- Born: Ashley-Jade Lucia Thewlis 1987 (age 38–39)
- Genres: Dance-pop
- Occupations: Singer, model, actress

= Ashley Jade =

British musical artist (born 1987)

Ashley-Jade Lucia Thewlis (born 1987) is an English singer-songwriter and actress from Ashton-under-Lyne. She charted at No. 40 on the UK Singles Chart with Soda Club's cover version of Ain't No Love (Ain't No Use).

==Early life==
Ashley-Jade Lucia Thewlis was born in 1987 in Ashton-under-Lyne.
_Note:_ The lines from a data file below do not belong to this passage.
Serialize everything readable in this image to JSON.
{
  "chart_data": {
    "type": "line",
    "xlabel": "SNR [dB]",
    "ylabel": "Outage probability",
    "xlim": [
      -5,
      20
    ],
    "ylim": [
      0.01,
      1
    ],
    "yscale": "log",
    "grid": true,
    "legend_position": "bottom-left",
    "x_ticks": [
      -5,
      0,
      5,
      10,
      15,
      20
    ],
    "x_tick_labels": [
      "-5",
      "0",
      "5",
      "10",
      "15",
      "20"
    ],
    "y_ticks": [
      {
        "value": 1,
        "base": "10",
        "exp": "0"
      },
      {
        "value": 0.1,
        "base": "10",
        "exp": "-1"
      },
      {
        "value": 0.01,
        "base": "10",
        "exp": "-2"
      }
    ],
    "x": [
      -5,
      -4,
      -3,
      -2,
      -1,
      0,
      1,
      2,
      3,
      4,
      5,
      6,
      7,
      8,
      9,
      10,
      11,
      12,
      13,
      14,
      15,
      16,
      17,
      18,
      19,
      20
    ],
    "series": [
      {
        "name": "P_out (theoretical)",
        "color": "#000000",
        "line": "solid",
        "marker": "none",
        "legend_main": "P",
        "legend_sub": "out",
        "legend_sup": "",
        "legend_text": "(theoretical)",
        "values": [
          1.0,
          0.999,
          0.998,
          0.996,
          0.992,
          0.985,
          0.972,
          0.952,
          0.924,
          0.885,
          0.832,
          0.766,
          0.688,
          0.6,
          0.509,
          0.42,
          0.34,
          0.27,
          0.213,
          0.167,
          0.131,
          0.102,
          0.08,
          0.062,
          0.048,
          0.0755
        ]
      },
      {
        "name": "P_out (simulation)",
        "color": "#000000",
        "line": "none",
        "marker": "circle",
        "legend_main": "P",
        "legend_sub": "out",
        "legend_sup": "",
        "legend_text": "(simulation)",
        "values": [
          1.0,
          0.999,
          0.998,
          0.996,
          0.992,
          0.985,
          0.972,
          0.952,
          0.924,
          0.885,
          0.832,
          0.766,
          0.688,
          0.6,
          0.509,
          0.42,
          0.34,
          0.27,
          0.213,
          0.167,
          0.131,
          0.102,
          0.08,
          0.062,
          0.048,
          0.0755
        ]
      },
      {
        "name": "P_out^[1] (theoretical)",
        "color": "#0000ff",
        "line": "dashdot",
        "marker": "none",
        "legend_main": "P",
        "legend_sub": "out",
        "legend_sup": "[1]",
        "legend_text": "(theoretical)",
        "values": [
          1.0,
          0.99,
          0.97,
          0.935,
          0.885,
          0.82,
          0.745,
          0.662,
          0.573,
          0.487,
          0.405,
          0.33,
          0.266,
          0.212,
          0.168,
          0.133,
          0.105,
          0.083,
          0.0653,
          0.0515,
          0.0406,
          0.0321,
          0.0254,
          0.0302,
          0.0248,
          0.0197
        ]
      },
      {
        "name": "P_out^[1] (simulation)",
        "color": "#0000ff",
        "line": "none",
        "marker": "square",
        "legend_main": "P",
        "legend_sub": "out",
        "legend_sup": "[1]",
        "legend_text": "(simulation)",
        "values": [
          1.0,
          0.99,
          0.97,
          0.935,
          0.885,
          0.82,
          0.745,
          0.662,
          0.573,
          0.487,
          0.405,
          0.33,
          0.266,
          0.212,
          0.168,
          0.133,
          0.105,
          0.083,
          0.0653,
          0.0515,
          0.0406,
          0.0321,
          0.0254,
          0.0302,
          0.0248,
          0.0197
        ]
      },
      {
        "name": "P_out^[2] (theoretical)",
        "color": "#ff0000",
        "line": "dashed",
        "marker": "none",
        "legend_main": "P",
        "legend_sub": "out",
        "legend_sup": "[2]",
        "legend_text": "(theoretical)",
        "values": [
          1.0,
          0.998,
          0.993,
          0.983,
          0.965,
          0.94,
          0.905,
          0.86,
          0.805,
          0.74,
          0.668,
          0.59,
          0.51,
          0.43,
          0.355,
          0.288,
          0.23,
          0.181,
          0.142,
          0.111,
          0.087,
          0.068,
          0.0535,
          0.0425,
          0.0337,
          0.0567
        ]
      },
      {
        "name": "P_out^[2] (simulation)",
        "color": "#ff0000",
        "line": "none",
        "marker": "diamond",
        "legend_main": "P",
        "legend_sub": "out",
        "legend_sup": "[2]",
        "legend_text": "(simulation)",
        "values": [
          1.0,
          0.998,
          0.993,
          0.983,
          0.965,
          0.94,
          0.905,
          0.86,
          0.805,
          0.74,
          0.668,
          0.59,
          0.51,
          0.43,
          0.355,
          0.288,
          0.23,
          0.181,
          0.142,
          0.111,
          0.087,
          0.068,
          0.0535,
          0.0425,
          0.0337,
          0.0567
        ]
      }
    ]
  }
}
She spent the first five years of her life modelling, before attending St Damian's Roman Catholic Science College.

== Career ==

=== Film career ===
In 2001, she played Tina Elliott in the third episode of Bob & Rose, Kelly in the film When I Was Twelve, and the title character in the short film About a Girl, which won the BAFTA Award for Best Short Film. She also played Leanne in the BBC Radio 3 The Wire episode "The Froghunter's Kiss". In 2002, she played "Kimberley, aka 'Louise'" in Blood Strangers, Katrina Brent in The Stretford Wives, and Jodie McAllister in the Casualty episode "What Little Girls Are Made Of". In 2003, she played Karen in David Thewlis' film Cheeky.

===Music career ===
On 16 August 2004, she featured on Soda Club's cover version of "Ain't No Love (Ain't No Use)", which charted at No. 40 on the UK Singles Chart. On 22 November, she released "Let Me Be Your Fantasy". On 12 April 2005, she released an album, Dreaming, which was produced by Love to Infinity, and which featured "Ain't No Love (Ain't No Use)", "Let Me Be Your Fantasy", and "On the Run", the last of which was released as a single on 23 August that year. She also featured in the video for The Girls of FHM's "Da Ya Think I'm Sexy?".

== Personal life ==
Thewlis dated MickDeth until his death in 2013, and had a son with him.